Un corridor maritime sous haute tension
Depuis plusieurs mois, les eaux guinéennes deviennent le théâtre d’une activité maritime aussi discrète que stratégique. Le port de Conakry, première escale africaine pour de nombreux navires en provenance de Russie, s’impose comme une plateforme clé dans le transit d’armements vers le Mali. Une route qui soulève nombre de questions sur les nouvelles alliances en Afrique de l’Ouest.

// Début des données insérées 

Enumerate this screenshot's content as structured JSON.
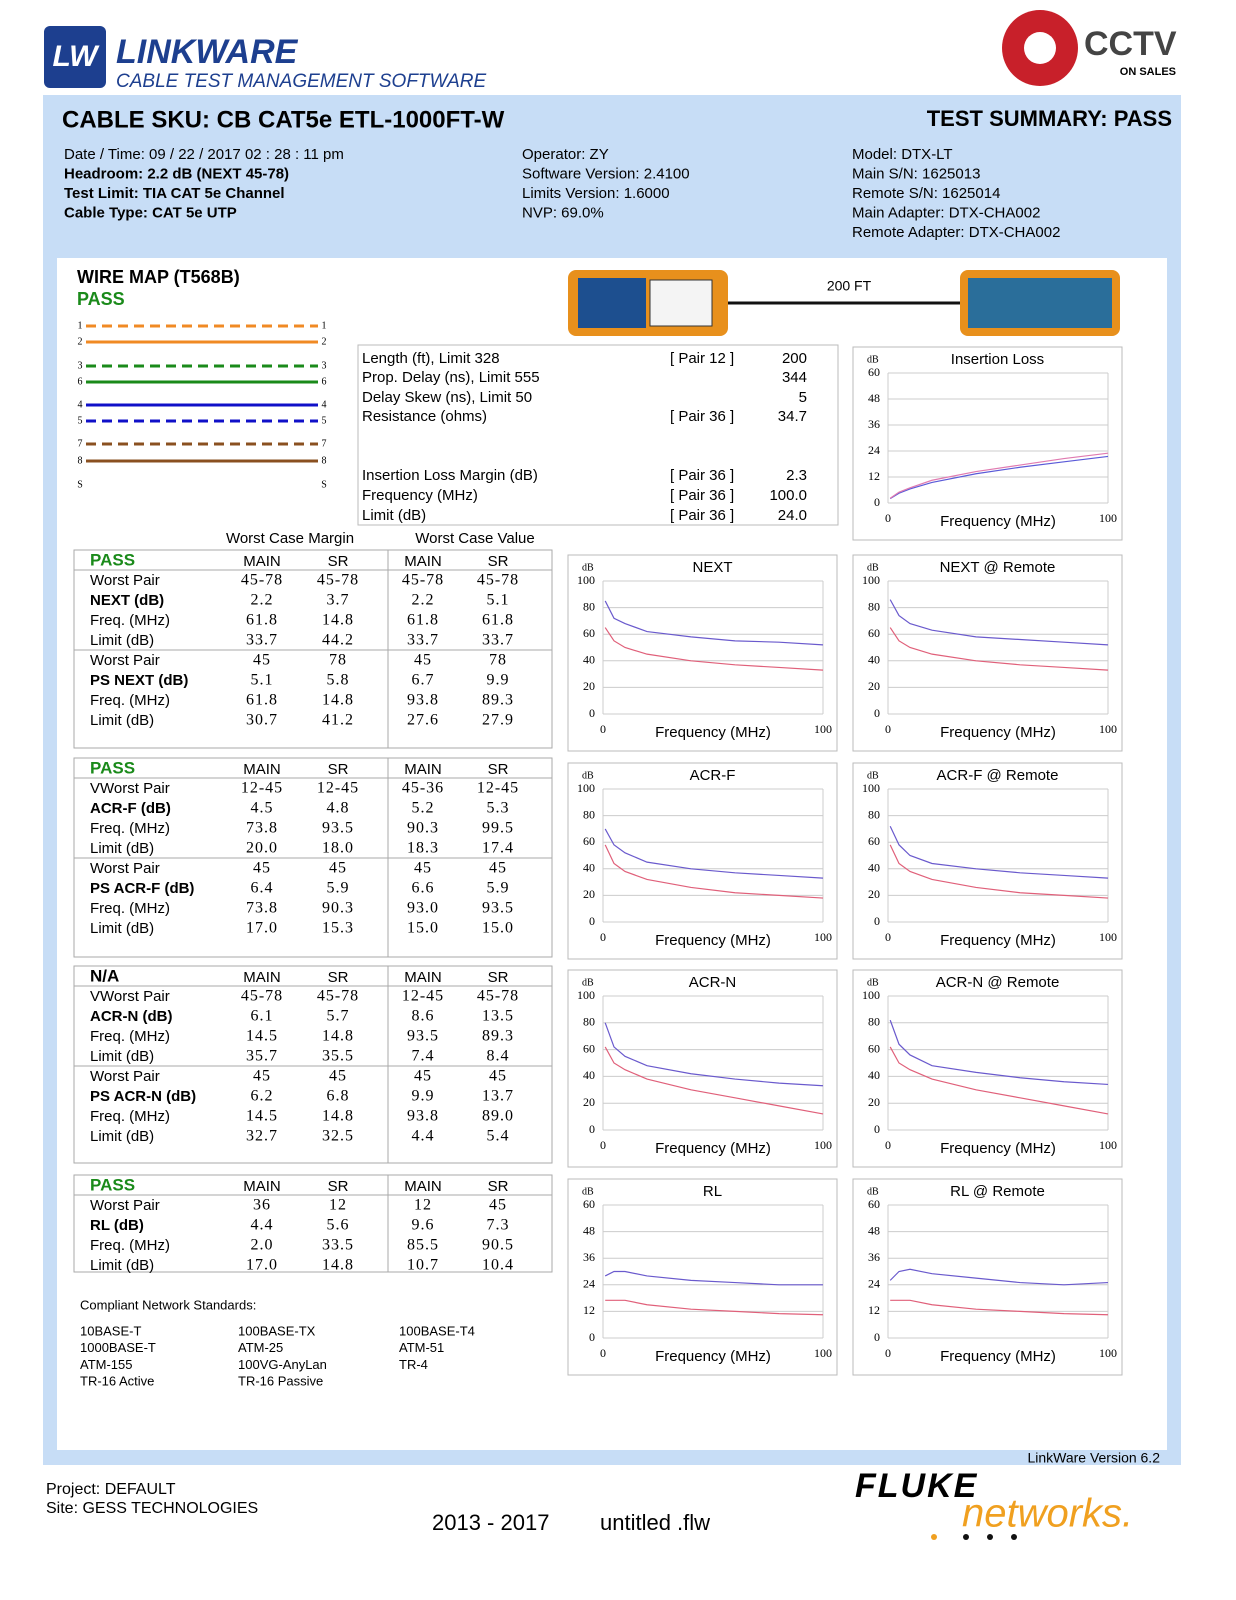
{
  "header": {
    "badge": "LW",
    "title": "LINKWARE",
    "subtitle": "CABLE TEST MANAGEMENT SOFTWARE",
    "brand": "CCTV",
    "brand_sub": "ON SALES"
  },
  "summary": {
    "sku": "CABLE SKU: CB CAT5e ETL-1000FT-W",
    "result": "TEST SUMMARY: PASS",
    "col1": [
      "Date / Time: 09 / 22 / 2017   02 : 28 : 11 pm",
      "Headroom: 2.2 dB (NEXT 45-78)",
      "Test Limit: TIA CAT 5e Channel",
      "Cable Type: CAT 5e UTP"
    ],
    "col2": [
      "Operator: ZY",
      "Software Version: 2.4100",
      "Limits Version: 1.6000",
      "NVP: 69.0%"
    ],
    "col3": [
      "Model: DTX-LT",
      "Main S/N: 1625013",
      "Remote S/N: 1625014",
      "Main Adapter: DTX-CHA002",
      "Remote Adapter: DTX-CHA002"
    ]
  },
  "wire_map": {
    "title": "WIRE MAP (T568B)",
    "status": "PASS",
    "pins": [
      "1",
      "2",
      "3",
      "6",
      "4",
      "5",
      "7",
      "8",
      "S"
    ],
    "length": "200 FT"
  },
  "measurements": [
    [
      "Length (ft), Limit 328",
      "[ Pair  12 ]",
      "200"
    ],
    [
      "Prop. Delay (ns), Limit 555",
      "",
      "344"
    ],
    [
      "Delay Skew (ns), Limit 50",
      "",
      "5"
    ],
    [
      "Resistance (ohms)",
      "[ Pair  36 ]",
      "34.7"
    ],
    [
      "Insertion Loss Margin (dB)",
      "[ Pair  36 ]",
      "2.3"
    ],
    [
      "Frequency (MHz)",
      "[ Pair  36 ]",
      "100.0"
    ],
    [
      "Limit (dB)",
      "[ Pair  36 ]",
      "24.0"
    ]
  ],
  "table_headers": [
    "Worst Case Margin",
    "Worst Case Value"
  ],
  "blocks": [
    {
      "status": "PASS",
      "status_color": "#1a8a1a",
      "cols": [
        "MAIN",
        "SR",
        "MAIN",
        "SR"
      ],
      "rows": [
        [
          "Worst Pair",
          "45-78",
          "45-78",
          "45-78",
          "45-78"
        ],
        [
          "NEXT (dB)",
          "2.2",
          "3.7",
          "2.2",
          "5.1"
        ],
        [
          "Freq. (MHz)",
          "61.8",
          "14.8",
          "61.8",
          "61.8"
        ],
        [
          "Limit (dB)",
          "33.7",
          "44.2",
          "33.7",
          "33.7"
        ],
        [
          "Worst Pair",
          "45",
          "78",
          "45",
          "78"
        ],
        [
          "PS NEXT (dB)",
          "5.1",
          "5.8",
          "6.7",
          "9.9"
        ],
        [
          "Freq. (MHz)",
          "61.8",
          "14.8",
          "93.8",
          "89.3"
        ],
        [
          "Limit (dB)",
          "30.7",
          "41.2",
          "27.6",
          "27.9"
        ]
      ]
    },
    {
      "status": "PASS",
      "status_color": "#1a8a1a",
      "cols": [
        "MAIN",
        "SR",
        "MAIN",
        "SR"
      ],
      "rows": [
        [
          "VWorst Pair",
          "12-45",
          "12-45",
          "45-36",
          "12-45"
        ],
        [
          "ACR-F (dB)",
          "4.5",
          "4.8",
          "5.2",
          "5.3"
        ],
        [
          "Freq. (MHz)",
          "73.8",
          "93.5",
          "90.3",
          "99.5"
        ],
        [
          "Limit (dB)",
          "20.0",
          "18.0",
          "18.3",
          "17.4"
        ],
        [
          "Worst Pair",
          "45",
          "45",
          "45",
          "45"
        ],
        [
          "PS ACR-F (dB)",
          "6.4",
          "5.9",
          "6.6",
          "5.9"
        ],
        [
          "Freq. (MHz)",
          "73.8",
          "90.3",
          "93.0",
          "93.5"
        ],
        [
          "Limit (dB)",
          "17.0",
          "15.3",
          "15.0",
          "15.0"
        ]
      ]
    },
    {
      "status": "N/A",
      "status_color": "#000000",
      "cols": [
        "MAIN",
        "SR",
        "MAIN",
        "SR"
      ],
      "rows": [
        [
          "VWorst Pair",
          "45-78",
          "45-78",
          "12-45",
          "45-78"
        ],
        [
          "ACR-N (dB)",
          "6.1",
          "5.7",
          "8.6",
          "13.5"
        ],
        [
          "Freq. (MHz)",
          "14.5",
          "14.8",
          "93.5",
          "89.3"
        ],
        [
          "Limit (dB)",
          "35.7",
          "35.5",
          "7.4",
          "8.4"
        ],
        [
          "Worst Pair",
          "45",
          "45",
          "45",
          "45"
        ],
        [
          "PS ACR-N (dB)",
          "6.2",
          "6.8",
          "9.9",
          "13.7"
        ],
        [
          "Freq. (MHz)",
          "14.5",
          "14.8",
          "93.8",
          "89.0"
        ],
        [
          "Limit (dB)",
          "32.7",
          "32.5",
          "4.4",
          "5.4"
        ]
      ]
    },
    {
      "status": "PASS",
      "status_color": "#1a8a1a",
      "cols": [
        "MAIN",
        "SR",
        "MAIN",
        "SR"
      ],
      "rows": [
        [
          "Worst Pair",
          "36",
          "12",
          "12",
          "45"
        ],
        [
          "RL (dB)",
          "4.4",
          "5.6",
          "9.6",
          "7.3"
        ],
        [
          "Freq. (MHz)",
          "2.0",
          "33.5",
          "85.5",
          "90.5"
        ],
        [
          "Limit (dB)",
          "17.0",
          "14.8",
          "10.7",
          "10.4"
        ]
      ]
    }
  ],
  "standards": {
    "title": "Compliant Network Standards:",
    "columns": [
      [
        "10BASE-T",
        "1000BASE-T",
        "ATM-155",
        "TR-16 Active"
      ],
      [
        "100BASE-TX",
        "ATM-25",
        "100VG-AnyLan",
        "TR-16 Passive"
      ],
      [
        "100BASE-T4",
        "ATM-51",
        "TR-4"
      ]
    ]
  },
  "graphs": [
    {
      "type": "line",
      "title": "Insertion Loss",
      "ylabel": "dB",
      "xlabel": "Frequency (MHz)",
      "xlim": [
        0,
        100
      ],
      "xticks": [
        0,
        100
      ],
      "ylim": [
        0,
        60
      ],
      "yticks": [
        0,
        12,
        24,
        36,
        48,
        60
      ],
      "x": [
        1,
        5,
        10,
        20,
        40,
        60,
        80,
        100
      ],
      "series": [
        {
          "color": "#5a5ad8",
          "values": [
            2,
            4.5,
            6.5,
            9.5,
            13.5,
            16.5,
            19,
            21.5
          ]
        },
        {
          "color": "#e07ab0",
          "values": [
            2.2,
            5,
            7,
            10.5,
            14.5,
            17.5,
            20.5,
            23
          ]
        }
      ]
    },
    {
      "type": "line",
      "title": "NEXT",
      "ylabel": "dB",
      "xlabel": "Frequency (MHz)",
      "xlim": [
        0,
        100
      ],
      "xticks": [
        0,
        100
      ],
      "ylim": [
        0,
        100
      ],
      "yticks": [
        0,
        20,
        40,
        60,
        80,
        100
      ],
      "x": [
        1,
        5,
        10,
        20,
        40,
        60,
        80,
        100
      ],
      "series": [
        {
          "color": "#6a5acd",
          "values": [
            85,
            72,
            68,
            62,
            58,
            55,
            54,
            52
          ]
        },
        {
          "color": "#e0607a",
          "values": [
            65,
            55,
            50,
            45,
            40,
            37,
            35,
            33
          ]
        }
      ]
    },
    {
      "type": "line",
      "title": "NEXT @ Remote",
      "ylabel": "dB",
      "xlabel": "Frequency (MHz)",
      "xlim": [
        0,
        100
      ],
      "xticks": [
        0,
        100
      ],
      "ylim": [
        0,
        100
      ],
      "yticks": [
        0,
        20,
        40,
        60,
        80,
        100
      ],
      "x": [
        1,
        5,
        10,
        20,
        40,
        60,
        80,
        100
      ],
      "series": [
        {
          "color": "#6a5acd",
          "values": [
            86,
            74,
            68,
            63,
            58,
            56,
            54,
            52
          ]
        },
        {
          "color": "#e0607a",
          "values": [
            65,
            55,
            50,
            45,
            40,
            37,
            35,
            33
          ]
        }
      ]
    },
    {
      "type": "line",
      "title": "ACR-F",
      "ylabel": "dB",
      "xlabel": "Frequency (MHz)",
      "xlim": [
        0,
        100
      ],
      "xticks": [
        0,
        100
      ],
      "ylim": [
        0,
        100
      ],
      "yticks": [
        0,
        20,
        40,
        60,
        80,
        100
      ],
      "x": [
        1,
        5,
        10,
        20,
        40,
        60,
        80,
        100
      ],
      "series": [
        {
          "color": "#6a5acd",
          "values": [
            70,
            58,
            52,
            45,
            40,
            37,
            35,
            33
          ]
        },
        {
          "color": "#e0607a",
          "values": [
            58,
            44,
            38,
            32,
            26,
            22,
            20,
            18
          ]
        }
      ]
    },
    {
      "type": "line",
      "title": "ACR-F @ Remote",
      "ylabel": "dB",
      "xlabel": "Frequency (MHz)",
      "xlim": [
        0,
        100
      ],
      "xticks": [
        0,
        100
      ],
      "ylim": [
        0,
        100
      ],
      "yticks": [
        0,
        20,
        40,
        60,
        80,
        100
      ],
      "x": [
        1,
        5,
        10,
        20,
        40,
        60,
        80,
        100
      ],
      "series": [
        {
          "color": "#6a5acd",
          "values": [
            72,
            58,
            50,
            44,
            40,
            37,
            35,
            33
          ]
        },
        {
          "color": "#e0607a",
          "values": [
            58,
            44,
            38,
            32,
            26,
            22,
            20,
            18
          ]
        }
      ]
    },
    {
      "type": "line",
      "title": "ACR-N",
      "ylabel": "dB",
      "xlabel": "Frequency (MHz)",
      "xlim": [
        0,
        100
      ],
      "xticks": [
        0,
        100
      ],
      "ylim": [
        0,
        100
      ],
      "yticks": [
        0,
        20,
        40,
        60,
        80,
        100
      ],
      "x": [
        1,
        5,
        10,
        20,
        40,
        60,
        80,
        100
      ],
      "series": [
        {
          "color": "#6a5acd",
          "values": [
            80,
            62,
            55,
            48,
            42,
            38,
            35,
            33
          ]
        },
        {
          "color": "#e0607a",
          "values": [
            62,
            50,
            45,
            38,
            30,
            24,
            18,
            12
          ]
        }
      ]
    },
    {
      "type": "line",
      "title": "ACR-N @ Remote",
      "ylabel": "dB",
      "xlabel": "Frequency (MHz)",
      "xlim": [
        0,
        100
      ],
      "xticks": [
        0,
        100
      ],
      "ylim": [
        0,
        100
      ],
      "yticks": [
        0,
        20,
        40,
        60,
        80,
        100
      ],
      "x": [
        1,
        5,
        10,
        20,
        40,
        60,
        80,
        100
      ],
      "series": [
        {
          "color": "#6a5acd",
          "values": [
            82,
            64,
            56,
            48,
            43,
            39,
            36,
            34
          ]
        },
        {
          "color": "#e0607a",
          "values": [
            62,
            50,
            45,
            38,
            30,
            24,
            18,
            12
          ]
        }
      ]
    },
    {
      "type": "line",
      "title": "RL",
      "ylabel": "dB",
      "xlabel": "Frequency (MHz)",
      "xlim": [
        0,
        100
      ],
      "xticks": [
        0,
        100
      ],
      "ylim": [
        0,
        60
      ],
      "yticks": [
        0,
        12,
        24,
        36,
        48,
        60
      ],
      "x": [
        1,
        5,
        10,
        20,
        40,
        60,
        80,
        100
      ],
      "series": [
        {
          "color": "#6a5acd",
          "values": [
            28,
            30,
            30,
            28,
            26,
            25,
            24,
            24
          ]
        },
        {
          "color": "#e0607a",
          "values": [
            17,
            17,
            17,
            15,
            13,
            12,
            11,
            10.5
          ]
        }
      ]
    },
    {
      "type": "line",
      "title": "RL @ Remote",
      "ylabel": "dB",
      "xlabel": "Frequency (MHz)",
      "xlim": [
        0,
        100
      ],
      "xticks": [
        0,
        100
      ],
      "ylim": [
        0,
        60
      ],
      "yticks": [
        0,
        12,
        24,
        36,
        48,
        60
      ],
      "x": [
        1,
        5,
        10,
        20,
        40,
        60,
        80,
        100
      ],
      "series": [
        {
          "color": "#6a5acd",
          "values": [
            26,
            30,
            31,
            29,
            27,
            25,
            24,
            25
          ]
        },
        {
          "color": "#e0607a",
          "values": [
            17,
            17,
            17,
            15,
            13,
            12,
            11,
            10.5
          ]
        }
      ]
    }
  ],
  "footer": {
    "version": "LinkWare Version 6.2",
    "project": "Project: DEFAULT",
    "site": "Site: GESS TECHNOLOGIES",
    "years": "2013 - 2017",
    "file": "untitled .flw",
    "brand": "FLUKE",
    "brand_sub": "networks."
  }
}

Comment Conakry est devenue une plateforme incontournable
Les données recueillies sur place révèlent une organisation logistique complexe. Les cargaisons, souvent dissimulées sous couvert de fret civil, transitent par le port de Conakry avant d’être redirigées vers leur destination finale. Les autorités portuaires, interrogées en off, évoquent une hausse significative du trafic en provenance de ports russes, notamment ceux de Saint-Pétersbourg et de Novorossiïsk.
Une logistique qui défie les sanctions internationales
Les enquêtes menées sur le terrain montrent que ces livraisons contournent les restrictions imposées par les instances internationales. Les navires, comme le Sabetta, sont régulièrement escortés par des bâtiments militaires russes, ce qui complique toute tentative de contrôle ou d’inspection par les autorités locales ou internationales.
Les acteurs de ce réseau
Plusieurs figures émergent dans ce dossier. D’un côté, Mamadi Doumbouya, président de la junte guinéenne, dont la politique d’ouverture aux partenaires non traditionnels alimente les spéculations. De l’autre, les groupes paramilitaires russes, dont l’influence grandissante dans la sous-région n’est plus à démontrer.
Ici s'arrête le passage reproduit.